Methods Retrospective immunohistochemical staining for the CXCR4 and PD-1 receptors was performed on nine head and neck PNS specimens from January 2017 to August 2017, at Royal Brisbane and Women's Hospital (RBWH), Brisbane, Australia. Ethics approval was provided by the RBWH Human Research Ethics Committee.

Results CXCR4 staining was strongly positive in 67% of the head and neck PNS specimens (6/9). Four of these specimens were squamous cell carcinoma, while two were adenoid cystic carcinoma. Tumors that were more histologically aggressive demonstrated more intense staining. In particular, the histologically aggressive adenoid cystic carcinoma tumors showed a pattern of staining that was distinctly different to the SCC tumors. In contrast, no significant staining for PD-1 in peritumoral lymphocytes or tumor specimens was seen (0/9).
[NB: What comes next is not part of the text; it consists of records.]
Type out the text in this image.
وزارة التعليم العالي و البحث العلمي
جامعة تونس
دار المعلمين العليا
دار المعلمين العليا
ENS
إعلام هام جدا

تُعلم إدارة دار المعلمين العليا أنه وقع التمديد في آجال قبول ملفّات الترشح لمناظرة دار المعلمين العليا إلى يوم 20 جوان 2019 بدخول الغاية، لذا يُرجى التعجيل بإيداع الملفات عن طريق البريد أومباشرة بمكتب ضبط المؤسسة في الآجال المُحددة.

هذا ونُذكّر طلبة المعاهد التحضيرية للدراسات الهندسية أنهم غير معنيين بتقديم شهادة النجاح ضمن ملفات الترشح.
Conclusion These results indicate that CXCR4 is overexpressed in advanced skin cancer and head and neck tumors that demonstrated perineural spread to large cranial nerves. Despite being overexpressed in a variety of other cancers, PD-1 was not significantly overexpressed in these specimens. Overall, these results provide strong support for a trial of immunotherapeutic agents that could inhibit tumor progression via targeting CXCR4 expression for patients with perineural spread in advanced head and neck cancer. This pilot study will be followed by a large retrospective study with specimens from January 2012 to August 2017.